Food & Climate
Singapore startup Prefer has raised $4.2M in funding to expand its bean-free coffee and cocoa globally, and announced partnerships with Ajinomoto and The Coffee Ferm.
A funding round was co-led by At One Ventures and Chancery Hill Capital, with additional participation from existing investor Forge Ventures. It takes the firm’s total raised to $6.2M, following a $2M seed round in early 2024, according to a report seen by “Food & Climate” platform.
“[The raise] took us around six months from start to finish,” co-founder and CEO Jake Berber, said.
As a marker of its international ambitions, Prefer has signed commercial deals for its beanless coffee with Ajinomoto in Thailand and CPG brand The Coffee Ferm in Australia and New Zealand.
Additionally, the company has also launched the bean-free cocoa powder it first teased in January and the soluble “coffee extender” it announced last month.

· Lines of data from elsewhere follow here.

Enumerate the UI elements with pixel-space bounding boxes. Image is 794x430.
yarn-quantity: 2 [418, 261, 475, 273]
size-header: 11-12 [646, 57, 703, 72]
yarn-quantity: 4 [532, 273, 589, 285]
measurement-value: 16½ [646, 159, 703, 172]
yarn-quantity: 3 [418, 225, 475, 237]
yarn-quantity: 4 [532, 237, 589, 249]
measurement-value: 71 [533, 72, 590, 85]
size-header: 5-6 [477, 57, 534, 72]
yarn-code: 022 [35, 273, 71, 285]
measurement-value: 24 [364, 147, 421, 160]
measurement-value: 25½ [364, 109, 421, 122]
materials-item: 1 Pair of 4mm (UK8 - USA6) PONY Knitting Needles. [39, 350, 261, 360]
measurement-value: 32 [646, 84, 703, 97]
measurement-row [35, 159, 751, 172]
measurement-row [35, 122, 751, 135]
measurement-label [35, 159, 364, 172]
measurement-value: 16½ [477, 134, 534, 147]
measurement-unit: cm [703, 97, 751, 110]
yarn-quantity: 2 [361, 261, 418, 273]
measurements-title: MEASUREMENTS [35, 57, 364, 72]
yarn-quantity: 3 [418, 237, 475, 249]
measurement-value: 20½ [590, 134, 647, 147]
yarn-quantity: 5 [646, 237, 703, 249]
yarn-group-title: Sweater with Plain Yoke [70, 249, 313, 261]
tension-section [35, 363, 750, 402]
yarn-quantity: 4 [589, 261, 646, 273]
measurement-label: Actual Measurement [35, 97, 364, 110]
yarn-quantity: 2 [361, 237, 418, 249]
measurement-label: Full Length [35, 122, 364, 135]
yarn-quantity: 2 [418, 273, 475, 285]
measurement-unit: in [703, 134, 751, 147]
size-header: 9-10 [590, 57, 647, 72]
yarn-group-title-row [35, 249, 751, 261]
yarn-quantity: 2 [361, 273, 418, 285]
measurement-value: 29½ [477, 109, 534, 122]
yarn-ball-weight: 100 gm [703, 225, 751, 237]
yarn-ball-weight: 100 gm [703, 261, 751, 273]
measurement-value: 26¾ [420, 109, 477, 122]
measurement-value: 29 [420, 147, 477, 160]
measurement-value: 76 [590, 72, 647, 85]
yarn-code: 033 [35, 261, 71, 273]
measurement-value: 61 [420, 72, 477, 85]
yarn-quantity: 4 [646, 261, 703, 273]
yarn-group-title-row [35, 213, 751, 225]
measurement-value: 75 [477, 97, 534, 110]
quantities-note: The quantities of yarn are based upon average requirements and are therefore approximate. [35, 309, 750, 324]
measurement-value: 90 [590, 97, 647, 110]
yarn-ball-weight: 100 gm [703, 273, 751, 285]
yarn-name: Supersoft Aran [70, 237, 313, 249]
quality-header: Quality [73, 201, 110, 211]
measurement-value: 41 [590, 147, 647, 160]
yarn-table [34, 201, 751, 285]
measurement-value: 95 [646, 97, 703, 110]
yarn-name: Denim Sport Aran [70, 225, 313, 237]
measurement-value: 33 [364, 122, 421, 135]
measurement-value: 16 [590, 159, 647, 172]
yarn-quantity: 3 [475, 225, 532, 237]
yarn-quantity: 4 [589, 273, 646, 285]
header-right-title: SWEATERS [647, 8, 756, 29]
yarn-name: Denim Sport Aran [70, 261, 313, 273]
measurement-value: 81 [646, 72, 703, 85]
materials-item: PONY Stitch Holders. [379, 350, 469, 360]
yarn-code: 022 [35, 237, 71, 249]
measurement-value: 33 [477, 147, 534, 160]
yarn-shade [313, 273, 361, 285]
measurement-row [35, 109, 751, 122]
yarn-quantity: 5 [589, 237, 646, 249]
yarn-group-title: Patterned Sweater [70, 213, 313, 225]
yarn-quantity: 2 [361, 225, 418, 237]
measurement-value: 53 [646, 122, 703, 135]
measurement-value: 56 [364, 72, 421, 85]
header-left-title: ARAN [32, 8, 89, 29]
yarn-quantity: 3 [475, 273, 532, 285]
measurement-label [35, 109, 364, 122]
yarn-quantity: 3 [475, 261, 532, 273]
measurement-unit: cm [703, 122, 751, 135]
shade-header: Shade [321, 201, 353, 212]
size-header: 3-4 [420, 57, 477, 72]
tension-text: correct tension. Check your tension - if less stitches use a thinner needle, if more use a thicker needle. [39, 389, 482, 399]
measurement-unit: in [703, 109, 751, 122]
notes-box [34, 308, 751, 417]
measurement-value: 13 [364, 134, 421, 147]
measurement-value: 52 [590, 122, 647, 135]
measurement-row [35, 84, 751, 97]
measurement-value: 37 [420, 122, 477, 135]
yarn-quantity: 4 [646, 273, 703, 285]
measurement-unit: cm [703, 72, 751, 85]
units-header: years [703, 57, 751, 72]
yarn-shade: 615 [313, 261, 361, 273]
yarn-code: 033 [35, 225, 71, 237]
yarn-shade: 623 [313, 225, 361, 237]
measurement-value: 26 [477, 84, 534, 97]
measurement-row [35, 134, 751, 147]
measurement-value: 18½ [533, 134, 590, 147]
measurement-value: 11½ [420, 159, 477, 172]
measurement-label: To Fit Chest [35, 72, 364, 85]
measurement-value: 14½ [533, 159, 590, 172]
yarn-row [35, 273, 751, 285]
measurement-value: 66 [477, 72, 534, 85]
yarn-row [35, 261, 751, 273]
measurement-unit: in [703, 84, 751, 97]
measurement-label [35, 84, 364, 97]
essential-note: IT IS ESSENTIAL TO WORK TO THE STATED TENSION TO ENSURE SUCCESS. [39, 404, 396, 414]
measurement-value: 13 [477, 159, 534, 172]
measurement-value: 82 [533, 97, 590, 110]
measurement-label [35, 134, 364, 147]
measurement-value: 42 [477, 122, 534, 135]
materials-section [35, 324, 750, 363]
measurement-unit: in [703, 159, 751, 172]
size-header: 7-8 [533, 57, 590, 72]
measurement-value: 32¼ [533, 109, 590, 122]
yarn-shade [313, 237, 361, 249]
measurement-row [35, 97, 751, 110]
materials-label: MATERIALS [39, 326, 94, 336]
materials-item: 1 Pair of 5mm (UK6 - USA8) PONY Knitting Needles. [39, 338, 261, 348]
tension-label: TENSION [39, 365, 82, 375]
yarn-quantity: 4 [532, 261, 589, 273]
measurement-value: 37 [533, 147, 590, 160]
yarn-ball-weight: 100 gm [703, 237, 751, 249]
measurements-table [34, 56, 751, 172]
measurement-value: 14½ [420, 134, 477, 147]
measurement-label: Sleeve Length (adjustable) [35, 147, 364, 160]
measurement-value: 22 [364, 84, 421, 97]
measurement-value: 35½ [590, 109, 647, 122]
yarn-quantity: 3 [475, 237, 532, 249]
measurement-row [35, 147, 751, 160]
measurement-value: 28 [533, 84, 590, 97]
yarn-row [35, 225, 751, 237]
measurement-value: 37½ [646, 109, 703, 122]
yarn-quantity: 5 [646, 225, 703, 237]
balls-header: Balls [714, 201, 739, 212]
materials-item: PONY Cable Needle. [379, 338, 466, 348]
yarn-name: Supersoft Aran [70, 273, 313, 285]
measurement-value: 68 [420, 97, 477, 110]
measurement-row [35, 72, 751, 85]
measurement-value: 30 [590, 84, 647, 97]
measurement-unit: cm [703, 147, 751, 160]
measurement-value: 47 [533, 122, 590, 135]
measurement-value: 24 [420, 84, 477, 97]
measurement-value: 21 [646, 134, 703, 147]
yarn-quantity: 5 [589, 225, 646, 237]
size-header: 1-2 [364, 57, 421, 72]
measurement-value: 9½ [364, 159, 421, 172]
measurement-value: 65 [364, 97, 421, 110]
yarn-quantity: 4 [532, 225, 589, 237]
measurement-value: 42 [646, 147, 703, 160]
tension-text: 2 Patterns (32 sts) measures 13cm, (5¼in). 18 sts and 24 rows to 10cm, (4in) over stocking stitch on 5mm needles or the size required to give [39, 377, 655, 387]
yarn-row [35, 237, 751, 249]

Reducing the need for commodity coffee and cacao farming
“Our investment in Prefer reflects both the urgency of reducing our food system’s agricultural footprint and our conviction in this team’s ability to deliver a sensory-equivalent experience with radically lower environmental impact, all while driving cost savings for customers,” says Helen Lin, partner at One Ventures.
“By reducing the need for commodity coffee and cacao farming, Prefer is enabling a future where taste and climate alignment can go hand in hand,” she adds.
Founded in 2022 as a spinoff from Singapore’s Agency of Science, Technology and Research (A*STAR), Prefer leverages fermentation and food waste to develop solutions to climate-threatened crops. It upcycles food industry byproducts like surplus bread, okara (the leftover pulp from tofu production), and brewers’ spent grain, and ferments them with food-grade microbes.

These ingredients(bean-free coffee and cocoa) are then roasted and ground just like conventional coffee and cocoa beans, with the process unlocking the same aroma volatiles found in them. Prefer then supplies these innovations to CPG companies, food manufacturers, private-label retailers, and flavour houses for use in a range of products, while also selling them under its own consumer brand.
Its bean-free coffee portfolio includes roasted and ground coffee, concentrates, ready-to-drink lattes, and a soluble coffee powder, which are 50% cheaper than arabica on average and have an 85% lower carbon footprint. Instead of replacing coffee altogether, the ingredients are meant to be blended with it (up to a concentration of 40% beanless coffee). This approach allows brands to stretch their supply, reduce costs, and lower emissions.
Why bean-free coffee and cocoa?
The driving force behind Prefer’s bid to transform the coffee and cocoa industries and produce bean-free coffee and cocoa is climate change. Crop failures and low harvests are becoming increasingly common, leading to shortages of the two commodities. Global cocoa stocks have slumped to their lowest in a decade, with plantations in Ivory Coast and Ghana the hardest hit due to extreme weather and crop diseases.
But as demand keeps rising, the products have witnessed massive price hikes too – in 2024, both coffee and cocoa futures broke all-time records, a trend that has continued this year.
At the same time, both coffee and chocolate are highly emissive, water-guzzling products, causing the changes in climate that are, in turn, hurting both industries. It’s why Hershey has cut its profit forecast for 2025 and announced a double-digit hike in product prices due to high cocoa costs, and why Barry Callebaut is exploring cell-based cocoa.

Will Prefer be tempted by the European and North American markets, which are home to the big chocolate makers? “Our focus is Asia for the next 18 months. That said, we are open to and actively accepting inbound interest from US and EU companies looking to license our technology for local manufacturing,” says co-founder and CEO Jake Berber.
It is among an expanding crop of startups exploring bean-free versions of cocoa and coffee. US firms Voyage Foods and Compound Foods are working on both. Atomo, Northern Wonder, and Koppie are developing coffee alternatives, while Planet A Foods, Foreverland, Nukoko, Endless Food Co, Win-Win, and a host of others are innovating with cocoa-free chocolate.
“While we are not privy to others’ exact technology, our strength lies in our fermentation-based flavour creation. We focus on cost and taste above all. Being headquartered in Asia gives us an advantage in the region,” says Berber, according to “green queen” report.